Among his areas of specialty are contingency fees and their effect on the tort system, mass tort litigation, asbestos litigation, regulation of attorney fees in the tobacco litigations, fee arbitration, and class actions. His articles and amicus brief on nonrefundable retainers resulted in the banning of their use by the New York Court of Appeals—a holding which a number of state supreme courts have adopted. He is a leading authority on contingency fees and his writings on that subject are the basis for a proposal (described in a front page story in the New York Times and coauthored by Professor Brickman) to realign the contingency fee system with its policy roots and ethical mandates. Distilling 20 years of his research on the underappreciated costs of contingency-fee financing of tort litigation, Professor Brickman published a book titled Lawyer Barons: What Their Contingency Fees Really Cost America (Cambridge University Press, 2011). He has written extensively on asbestos litigation and his treatise-length articles and testimony before the Senate Judiciary Committee and a subcommittee of the House Judiciary Committee have been influential in directing attention to critical asbestos litigation abuses. He has been acknowledged by four federal courts as an expert on the history of asbestos litigation, asbestos bankruptcy trusts and the effect of tort reform on future asbestos claim generation. In 2005, President George W. Bush introduced Professor Brickman to an audience in McComb County, Michigan, as an expert on asbestos litigation issues and asked Professor Brickman to explain the need for a legislative solution for asbestos litigation abuses.
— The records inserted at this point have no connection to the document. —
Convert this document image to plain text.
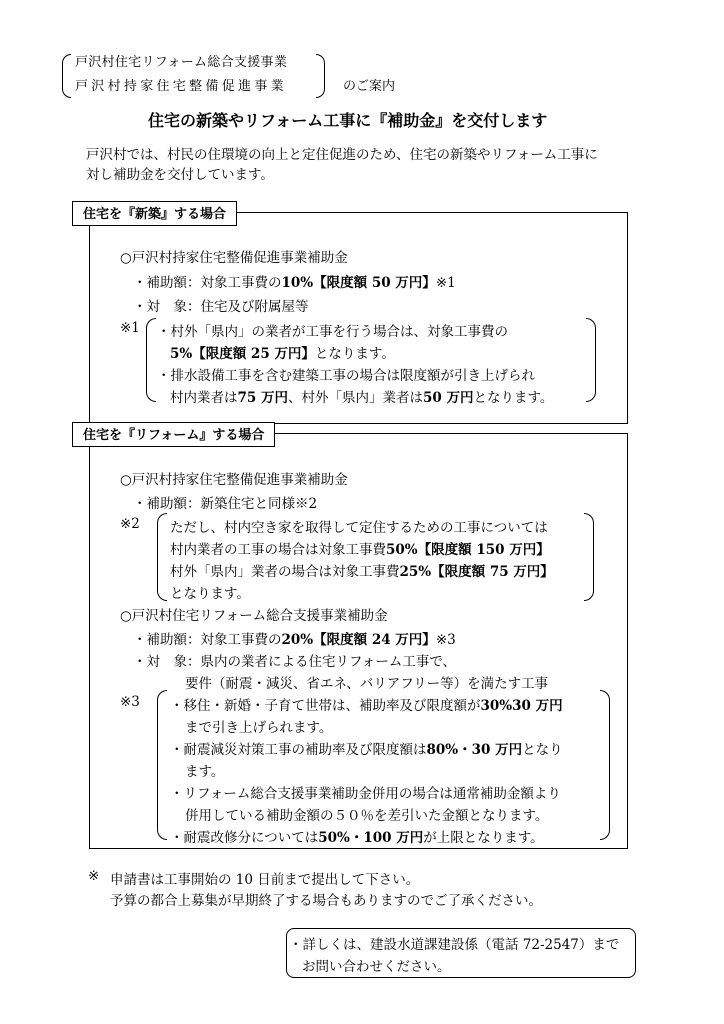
戸沢村住宅リフォーム総合支援事業
戸沢村持家住宅整備促進事業	のご案内
住宅の新築やリフォーム工事に『補助金』を交付します
戸沢村では、村民の住環境の向上と定住促進のため、住宅の新築やリフォーム工事に
対し補助金を交付しています。
住宅を『新築』する場合
○戸沢村持家住宅整備促進事業補助金
・補助額：対象工事費の10%【限度額 50 万円】※1
・対　象：住宅及び附属屋等
※1 ・村外「県内」の業者が工事を行う場合は、対象工事費の
5%【限度額 25 万円】となります。
・排水設備工事を含む建築工事の場合は限度額が引き上げられ
村内業者は75 万円、村外「県内」業者は50 万円となります。
住宅を『リフォーム』する場合
○戸沢村持家住宅整備促進事業補助金
・補助額：新築住宅と同様※2
※2 ただし、村内空き家を取得して定住するための工事については
村内業者の工事の場合は対象工事費50%【限度額 150 万円】
村外「県内」業者の場合は対象工事費25%【限度額 75 万円】
となります。
○戸沢村住宅リフォーム総合支援事業補助金
・補助額：対象工事費の20%【限度額 24 万円】※3
・対　象：県内の業者による住宅リフォーム工事で、
要件（耐震・減災、省エネ、バリアフリー等）を満たす工事
※3 ・移住・新婚・子育て世帯は、補助率及び限度額が30%30 万円
まで引き上げられます。
・耐震減災対策工事の補助率及び限度額は80%・30 万円となり
ます。
・リフォーム総合支援事業補助金併用の場合は通常補助金額より
併用している補助金額の５０％を差引いた金額となります。
・耐震改修分については50%・100 万円が上限となります。
※ 申請書は工事開始の 10 日前まで提出して下さい。
予算の都合上募集が早期終了する場合もありますのでご了承ください。
・詳しくは、建設水道課建設係（電話 72-2547）まで
お問い合わせください。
Professor Brickman has been widely quoted in the press on lawyer fee issues as well as on tort reform issues. He has testified before Congress on the delivery of legal services, asbestos litigation, contingency fee abuses generally and in tobacco litigation and on the constitutionality of congressional regulation of fees in tobacco litigation. He has been a consultant to the Administrative Conference of the United States (to devise a plan for an administrative alternative to asbestos litigation and to organize a colloquium to consider that plan); the U.S. Office of Education (on clinical legal education); the Legal Educational Institute of the U.S. Civil Service Commission (as a lecturer on profession responsibility to government attorneys); the National Science Foundation (to provide a research agenda for improving the delivery of legal services to middle class consumers); the Council on Legal Education for Professional Responsibility (to make clinical legal education a regular part of law school education and to devise methods of assessing clinical programs); the Ford Foundation (to investigate the use of legal paraprofessionals and to recommend a course of action); the American Bar Association (on specialization in the legal profession); the U.S. Law Enforcement Assistance Administration (to add law school clinical programs in prosecutors' offices); and the U.S. Office of Legal Services (to evaluate government-funded Legal Services program).
In addition, he has consulted for law firms on matters of legal ethics, fee issues, valuation of tort claims, fiduciary obligation, the lawyer's standard of care, and asbestos bankruptcies. He has served on the professional responsibility committees of the New York State and City bar associations and on the Professional and Judicial Ethics committee of the Association of the Bar of the City of New York. Professor Brickman is a graduate of Carnegie-Mellon University, the University of Florida Law School and has a Masters in Law degree from the Yale Law School
"'Double Dipping' in Asbestos (Mesothelioma) Litigation." Tulane Law Review (forthcoming May 2014).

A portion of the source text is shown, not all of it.